Tuesday, October 25, 2022 10:59:50 PM
So that actually means that there are about 23 methylated and 10 unmethylated patients in the group of 35 patients that weren't included in any of the nGBM and rGBM arms. And that, together with other factors, accounts for the success of this group. This is actually not a negative and could be fully explained by reasons different to DCVaxL, and reasons related to the effect of DCVaxL, as follows:
1. MGMT Methylated patients have much better prognostic, so it is expected that from the 99 original placebo group there was less recurrence for them than it was for the MGMT unmethylated patients.

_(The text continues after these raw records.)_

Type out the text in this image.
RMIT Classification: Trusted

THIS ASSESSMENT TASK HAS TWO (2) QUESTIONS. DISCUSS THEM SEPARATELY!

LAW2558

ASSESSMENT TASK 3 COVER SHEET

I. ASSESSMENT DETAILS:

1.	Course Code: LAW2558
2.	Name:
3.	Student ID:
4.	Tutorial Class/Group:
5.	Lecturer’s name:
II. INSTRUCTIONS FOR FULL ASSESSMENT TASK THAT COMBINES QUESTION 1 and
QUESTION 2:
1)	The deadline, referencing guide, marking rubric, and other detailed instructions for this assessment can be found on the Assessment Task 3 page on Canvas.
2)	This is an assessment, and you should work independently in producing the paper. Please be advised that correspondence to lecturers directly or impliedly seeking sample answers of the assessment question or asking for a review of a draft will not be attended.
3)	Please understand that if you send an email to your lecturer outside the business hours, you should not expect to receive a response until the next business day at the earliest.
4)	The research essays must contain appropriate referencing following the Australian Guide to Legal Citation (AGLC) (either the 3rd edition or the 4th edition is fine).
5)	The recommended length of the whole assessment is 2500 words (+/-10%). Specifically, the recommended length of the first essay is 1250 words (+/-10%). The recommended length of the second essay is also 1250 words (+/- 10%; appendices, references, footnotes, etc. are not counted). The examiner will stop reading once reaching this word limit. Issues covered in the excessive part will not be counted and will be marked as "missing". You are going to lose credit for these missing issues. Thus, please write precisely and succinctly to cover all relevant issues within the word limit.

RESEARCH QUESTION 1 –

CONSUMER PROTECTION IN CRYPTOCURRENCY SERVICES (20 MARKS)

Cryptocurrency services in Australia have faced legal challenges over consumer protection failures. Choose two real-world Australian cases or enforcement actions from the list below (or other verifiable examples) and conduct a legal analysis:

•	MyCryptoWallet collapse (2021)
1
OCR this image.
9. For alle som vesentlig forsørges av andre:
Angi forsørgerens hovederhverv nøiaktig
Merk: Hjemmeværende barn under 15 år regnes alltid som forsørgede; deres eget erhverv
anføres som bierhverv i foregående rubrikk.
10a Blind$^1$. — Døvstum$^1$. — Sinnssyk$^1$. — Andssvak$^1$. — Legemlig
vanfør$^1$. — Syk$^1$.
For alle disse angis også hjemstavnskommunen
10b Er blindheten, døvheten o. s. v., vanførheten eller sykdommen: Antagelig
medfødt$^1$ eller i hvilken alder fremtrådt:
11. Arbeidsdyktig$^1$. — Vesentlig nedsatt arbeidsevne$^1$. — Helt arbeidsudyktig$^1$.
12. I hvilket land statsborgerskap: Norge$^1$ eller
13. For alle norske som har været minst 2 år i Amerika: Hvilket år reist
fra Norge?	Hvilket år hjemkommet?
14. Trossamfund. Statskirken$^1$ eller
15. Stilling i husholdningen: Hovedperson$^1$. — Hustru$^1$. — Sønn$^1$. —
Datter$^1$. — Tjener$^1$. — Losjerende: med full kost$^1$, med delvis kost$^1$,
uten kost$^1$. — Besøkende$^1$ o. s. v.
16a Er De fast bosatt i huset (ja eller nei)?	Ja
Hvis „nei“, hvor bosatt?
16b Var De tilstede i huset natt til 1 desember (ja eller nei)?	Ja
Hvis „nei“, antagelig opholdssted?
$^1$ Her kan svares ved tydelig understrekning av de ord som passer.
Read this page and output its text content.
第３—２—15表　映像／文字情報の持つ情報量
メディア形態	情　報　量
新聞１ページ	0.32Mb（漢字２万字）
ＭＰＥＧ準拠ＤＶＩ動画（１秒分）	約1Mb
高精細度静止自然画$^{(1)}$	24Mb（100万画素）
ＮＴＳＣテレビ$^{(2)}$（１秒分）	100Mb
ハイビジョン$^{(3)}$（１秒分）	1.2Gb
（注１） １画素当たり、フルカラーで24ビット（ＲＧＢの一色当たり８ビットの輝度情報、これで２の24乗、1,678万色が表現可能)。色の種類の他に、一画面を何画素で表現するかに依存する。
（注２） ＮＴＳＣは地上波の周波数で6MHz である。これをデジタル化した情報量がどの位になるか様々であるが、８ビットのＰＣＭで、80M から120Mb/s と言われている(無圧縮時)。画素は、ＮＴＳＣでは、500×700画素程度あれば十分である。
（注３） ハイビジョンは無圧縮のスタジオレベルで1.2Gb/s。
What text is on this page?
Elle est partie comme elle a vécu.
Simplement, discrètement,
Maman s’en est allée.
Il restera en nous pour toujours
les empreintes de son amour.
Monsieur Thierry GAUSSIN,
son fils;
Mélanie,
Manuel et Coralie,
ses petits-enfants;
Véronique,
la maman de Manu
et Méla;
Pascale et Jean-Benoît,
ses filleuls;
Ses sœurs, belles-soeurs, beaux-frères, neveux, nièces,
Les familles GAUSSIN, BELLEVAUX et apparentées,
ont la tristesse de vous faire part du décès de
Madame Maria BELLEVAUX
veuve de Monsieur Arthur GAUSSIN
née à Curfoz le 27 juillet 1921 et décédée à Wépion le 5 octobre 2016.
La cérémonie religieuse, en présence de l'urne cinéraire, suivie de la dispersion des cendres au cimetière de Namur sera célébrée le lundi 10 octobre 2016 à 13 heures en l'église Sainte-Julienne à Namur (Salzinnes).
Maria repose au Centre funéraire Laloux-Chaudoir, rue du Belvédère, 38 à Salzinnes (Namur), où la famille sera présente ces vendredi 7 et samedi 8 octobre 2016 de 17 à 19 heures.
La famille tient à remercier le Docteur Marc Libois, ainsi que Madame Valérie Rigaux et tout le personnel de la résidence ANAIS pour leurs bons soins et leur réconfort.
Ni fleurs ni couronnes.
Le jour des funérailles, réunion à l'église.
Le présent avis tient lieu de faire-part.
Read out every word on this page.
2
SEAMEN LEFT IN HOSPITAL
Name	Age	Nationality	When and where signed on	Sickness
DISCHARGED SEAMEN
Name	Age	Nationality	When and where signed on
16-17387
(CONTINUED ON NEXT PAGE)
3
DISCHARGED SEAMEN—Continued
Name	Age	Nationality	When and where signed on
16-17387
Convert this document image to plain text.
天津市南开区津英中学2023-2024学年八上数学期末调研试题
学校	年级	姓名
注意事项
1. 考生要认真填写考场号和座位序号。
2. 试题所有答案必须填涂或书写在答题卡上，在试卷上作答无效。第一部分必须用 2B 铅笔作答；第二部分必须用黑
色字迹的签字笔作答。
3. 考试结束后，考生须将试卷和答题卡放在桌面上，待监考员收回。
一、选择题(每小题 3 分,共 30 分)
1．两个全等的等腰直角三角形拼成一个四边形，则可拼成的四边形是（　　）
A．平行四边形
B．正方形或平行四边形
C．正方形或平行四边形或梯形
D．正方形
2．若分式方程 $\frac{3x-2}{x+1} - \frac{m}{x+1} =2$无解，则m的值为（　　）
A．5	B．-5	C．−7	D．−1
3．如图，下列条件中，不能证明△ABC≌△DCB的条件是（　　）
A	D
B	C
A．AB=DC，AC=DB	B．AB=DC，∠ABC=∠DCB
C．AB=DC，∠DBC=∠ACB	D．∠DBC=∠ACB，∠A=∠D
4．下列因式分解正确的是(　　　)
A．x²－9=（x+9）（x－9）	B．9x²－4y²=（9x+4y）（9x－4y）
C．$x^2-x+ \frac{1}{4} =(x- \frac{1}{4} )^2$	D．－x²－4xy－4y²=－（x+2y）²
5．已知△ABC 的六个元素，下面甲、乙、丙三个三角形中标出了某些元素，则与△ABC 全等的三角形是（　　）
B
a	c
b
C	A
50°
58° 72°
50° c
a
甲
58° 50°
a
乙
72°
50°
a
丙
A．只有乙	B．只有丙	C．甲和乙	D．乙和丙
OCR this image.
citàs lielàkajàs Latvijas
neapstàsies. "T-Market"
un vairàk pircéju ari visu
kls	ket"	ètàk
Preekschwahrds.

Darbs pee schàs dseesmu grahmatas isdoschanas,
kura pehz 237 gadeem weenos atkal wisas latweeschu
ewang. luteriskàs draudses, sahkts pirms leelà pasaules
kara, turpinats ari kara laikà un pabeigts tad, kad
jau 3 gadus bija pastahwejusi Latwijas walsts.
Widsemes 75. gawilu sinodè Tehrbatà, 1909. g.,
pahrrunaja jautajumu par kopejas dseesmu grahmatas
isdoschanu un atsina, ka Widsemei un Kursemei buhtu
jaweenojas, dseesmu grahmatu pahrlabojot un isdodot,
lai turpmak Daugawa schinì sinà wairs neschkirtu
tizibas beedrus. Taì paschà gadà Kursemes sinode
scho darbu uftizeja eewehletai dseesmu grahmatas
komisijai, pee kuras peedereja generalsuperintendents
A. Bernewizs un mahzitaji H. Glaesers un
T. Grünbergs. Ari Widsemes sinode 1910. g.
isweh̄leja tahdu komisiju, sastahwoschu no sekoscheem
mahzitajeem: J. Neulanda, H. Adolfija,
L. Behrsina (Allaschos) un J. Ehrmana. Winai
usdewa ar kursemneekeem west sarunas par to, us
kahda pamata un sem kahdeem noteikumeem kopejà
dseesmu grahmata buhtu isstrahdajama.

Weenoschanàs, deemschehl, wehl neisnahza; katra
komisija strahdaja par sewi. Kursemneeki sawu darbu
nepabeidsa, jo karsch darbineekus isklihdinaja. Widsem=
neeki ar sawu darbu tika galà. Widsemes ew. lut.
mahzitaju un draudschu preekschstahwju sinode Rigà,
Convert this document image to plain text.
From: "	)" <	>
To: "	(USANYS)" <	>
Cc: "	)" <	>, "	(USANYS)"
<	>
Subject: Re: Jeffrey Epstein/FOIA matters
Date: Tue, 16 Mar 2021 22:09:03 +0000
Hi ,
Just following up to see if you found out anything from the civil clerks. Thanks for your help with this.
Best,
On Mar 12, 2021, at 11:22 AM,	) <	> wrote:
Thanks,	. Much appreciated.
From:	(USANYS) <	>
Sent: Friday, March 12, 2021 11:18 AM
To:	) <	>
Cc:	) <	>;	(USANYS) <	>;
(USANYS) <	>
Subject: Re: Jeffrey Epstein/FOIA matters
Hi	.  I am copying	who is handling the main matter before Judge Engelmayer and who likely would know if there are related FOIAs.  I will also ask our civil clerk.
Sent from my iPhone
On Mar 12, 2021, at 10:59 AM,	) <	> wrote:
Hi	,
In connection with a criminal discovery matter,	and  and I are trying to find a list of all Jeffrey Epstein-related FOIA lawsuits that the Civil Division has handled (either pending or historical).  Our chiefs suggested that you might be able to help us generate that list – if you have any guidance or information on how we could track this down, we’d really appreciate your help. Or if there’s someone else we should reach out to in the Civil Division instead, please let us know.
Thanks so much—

And that was the reason why at the end this group of 35 had a higher proportion of MGMT methylated patients.
2. I think also that in the group of 35 there is a higher percentage of IDH-1 mutated patients (who have much better prognostic than wildtype) than in the nGBM and rGBM arms because of the following reasons:
- The numbers highlighted in yellow in the final row of the following figure, taken from slide 19 of 48 of the final results presentation, are the adjusted for rounding percentages of IDH-1 Mutated (3%), IDH-1 Wildtype (88%) and Missing (9%) for the nGBM DCVaxL treatment arm and this corresponds to 7 IDH-1 Mutated patients (3% x 232 = 6.96)
- The numbers highlighted in yellow in the final row of the following figure, taken from slide 21 of 48 of the final results presentation, are the adjusted for rounding percentages of IDH-1 Mutated (3%), IDH-1 Wildtype (84%) and Missing (12%) for the rGBM DCVaxL treatment arm and this corresponds to 2 IDH-1 Mutated patients (3% x 64 = 1.92)
- Normally the percentage of IDH-1 mutated patients in the previous GBM definition (the one used for this trial) is between 7 and 10%, so in the whole trial there would be expected between 23 (7% x 331) and 33 (10% x 331) IDH-1 mutated patients.
As calculated above, there are 7 IDH-1 mutated patients in the nGBM treatment arm and 2 in the rGBM treatment arm.
So in the group of 35 non crossovers we could expect between 24 (33 - 7 -2) and 14 (23 - 7 - 2) IDH - mutated.
A fair question would be why could be such a difference in distribution of the IDH-1 mutated patients between the arms? I think the answer could be that when the patients were randomized, IDH-1 was not known as a confounding factor, so the patients were not statistically stratified by that variable and end up in different proportions in the original arms. So the majority of patients could have fallen at the beginning in the 99 original placebo group.
And then, after that, the explanation is easier. It is absolutely expected that from the 99 original placebo group, the ones with best prognostic factors (IDH-1 mutated) didn't progress as the wildtype ones, so they mainly stayed in the 35 non cross over group.
Anyway, such a different proportion between the two initial arms of the trial is not very probable, so it could have been the case that between 7 and 10 patients were IDH-1 mutated in the original placebo group (7 to 10%), so at the end there would be between 5 (7 - 2) and 8 (10 - 2) in the 35 non crossover group.
So it is probable that between 5 and 24 patients ended in the 35 non crossover group.
3. I also think there is a possibility that some of those 35 patients received DCVaxL that actually helped them, but were not real progressors (could have been pseudoprogressors from SOC initially thought to be progressors) or didn't classify to the rGBM arm for any other reason.
So I'm not worried at all if the 35 patients lived longer than any other group. It is actually positive. That's the counter intuitive part.
* Sorry if some parts of my post are not clear, English is not my native language.